Personalisierte Phishing-Angriffe im Namen von FedEx

Phishing im Namen von Paketlieferdiensten ist bereits altbekannt. Immer häufiger personalisieren jedoch die Betrüger ihre Angriffe, um glaubwürdiger zu wirken.
© (Quelle: Cybercrimepolice)

cybercrimepolice.ch der Kantonspolizei Zürich muss wieder eine Warnung aussprechen. Dieses Mal geht es um Phishing im Namen von FedEx.

Die Betrugsmasche

Die Betrüger versuchen, potenzielle Opfer mit einem angeblich von FedEx stammenden E-Mail und dem Hinweis auf ein beschädigtes Adressetikett auf eine gefälschte Website zu locken. Auffallend dabei ist, dass der Nachrichtenempfänger mit Vor- und Nachnamen angesprochen wird.

Die Angreifer nutzen also persönliche Informationen über das Opfer (z. B. Name, Funktion, etc.), um die Nachricht glaubwürdig wirken zu lassen. Diese gezielte Form des Phishings wird auch Spear-Phishing genannt. Während beim klassischen Phishing massenhaft gefälschte Nachrichten verschickt werden, um möglichst viele potenzielle Opfer zu erreichen, richtet sich Spear-Phishing gezielt an eine bestimmte Person oder Organisation.

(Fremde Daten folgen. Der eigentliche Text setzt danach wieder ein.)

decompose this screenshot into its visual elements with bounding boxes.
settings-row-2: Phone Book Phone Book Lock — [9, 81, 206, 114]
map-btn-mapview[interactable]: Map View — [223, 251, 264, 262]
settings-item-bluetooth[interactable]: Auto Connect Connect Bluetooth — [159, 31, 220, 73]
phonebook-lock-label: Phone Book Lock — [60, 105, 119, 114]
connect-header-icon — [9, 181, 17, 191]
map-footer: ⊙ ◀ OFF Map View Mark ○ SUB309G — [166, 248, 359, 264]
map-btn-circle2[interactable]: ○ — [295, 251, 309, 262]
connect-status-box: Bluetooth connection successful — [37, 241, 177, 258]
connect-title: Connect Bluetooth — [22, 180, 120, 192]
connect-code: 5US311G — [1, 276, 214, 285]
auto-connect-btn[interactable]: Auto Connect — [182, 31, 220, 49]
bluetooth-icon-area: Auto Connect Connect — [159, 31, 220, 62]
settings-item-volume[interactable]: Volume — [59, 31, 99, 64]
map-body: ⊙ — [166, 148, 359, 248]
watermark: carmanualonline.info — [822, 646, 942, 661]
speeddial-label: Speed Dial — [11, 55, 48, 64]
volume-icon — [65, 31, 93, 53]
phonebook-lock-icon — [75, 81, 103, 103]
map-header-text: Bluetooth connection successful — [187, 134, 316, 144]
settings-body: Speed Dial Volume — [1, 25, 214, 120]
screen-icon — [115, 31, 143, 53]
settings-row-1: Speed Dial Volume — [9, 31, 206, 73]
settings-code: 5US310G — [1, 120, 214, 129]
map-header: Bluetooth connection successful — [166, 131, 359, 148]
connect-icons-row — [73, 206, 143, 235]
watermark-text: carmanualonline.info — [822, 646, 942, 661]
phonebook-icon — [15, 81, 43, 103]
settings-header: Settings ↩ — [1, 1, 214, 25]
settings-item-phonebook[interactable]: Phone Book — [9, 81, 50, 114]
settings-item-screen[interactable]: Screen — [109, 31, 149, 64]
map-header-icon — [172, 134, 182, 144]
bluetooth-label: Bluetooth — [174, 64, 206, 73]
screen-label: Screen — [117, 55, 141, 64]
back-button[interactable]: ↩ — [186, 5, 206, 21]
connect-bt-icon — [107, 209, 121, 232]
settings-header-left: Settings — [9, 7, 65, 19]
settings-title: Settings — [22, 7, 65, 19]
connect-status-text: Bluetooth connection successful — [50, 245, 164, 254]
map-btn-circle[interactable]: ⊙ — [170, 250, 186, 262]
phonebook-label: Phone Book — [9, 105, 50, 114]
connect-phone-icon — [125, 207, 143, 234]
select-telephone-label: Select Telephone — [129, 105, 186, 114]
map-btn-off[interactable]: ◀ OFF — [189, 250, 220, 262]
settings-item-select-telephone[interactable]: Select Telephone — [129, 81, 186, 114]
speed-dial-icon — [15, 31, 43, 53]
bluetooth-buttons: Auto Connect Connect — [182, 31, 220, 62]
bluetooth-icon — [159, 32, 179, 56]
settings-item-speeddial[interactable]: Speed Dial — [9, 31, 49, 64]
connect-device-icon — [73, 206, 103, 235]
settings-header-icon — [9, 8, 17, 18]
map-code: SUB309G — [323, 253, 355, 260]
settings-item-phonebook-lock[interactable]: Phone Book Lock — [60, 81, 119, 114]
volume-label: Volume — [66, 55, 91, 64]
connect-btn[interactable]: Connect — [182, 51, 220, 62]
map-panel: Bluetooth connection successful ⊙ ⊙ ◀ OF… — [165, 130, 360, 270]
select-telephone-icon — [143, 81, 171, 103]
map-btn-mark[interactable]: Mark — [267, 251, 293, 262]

Auf der verlinkten Fake-Website versuchen die Cyberkriminellen, persönliche Informationen sowie Kreditkartendaten zu erlangen. Mit einem manipulierten Foto, das ein beschädigtes Adressetikett und den Namen des Mail-Empfängers zeigt, wollen die Betrüger ihre Glaubwürdigkeit erhöhen.

Fake-Website

© Quelle: Cybercrimepolice

Was muss ich tun

  • Leiten Sie potenzielle Betrugs-E-Mails an Cybercrimepolice.ch weiter.
  • Ignorieren Sie das E-Mail und löschen oder verschieben Sie es in Ihren Junk- resp. Spam-Ordner.
  • Folgen Sie niemals Links aus E-Mails, SMS, etc. oder von anderen Websites, da diese optisch verändert sein können.
  • Geben Sie nie sensible Daten von sich preis, wenn Sie vorgängig keine gründlichen Abklärungen getätigt haben.
  • Im Zweifelsfall ist es ratsam, direkt beim betreffenden Unternehmen nachzufragen, um die Seriosität des E-Mails zu klären.

Ich habe meine Daten preisgegeben

  • Informieren Sie umgehend Ihr Finanzinstitut und lassen Sie die involvierten Bank-/Debitkarten sperren.
  • Begeben Sie sich nach telefonischer Voranmeldung zu Ihrer örtlichen Stelle der Kantonspolizei und erstatten Sie Anzeige.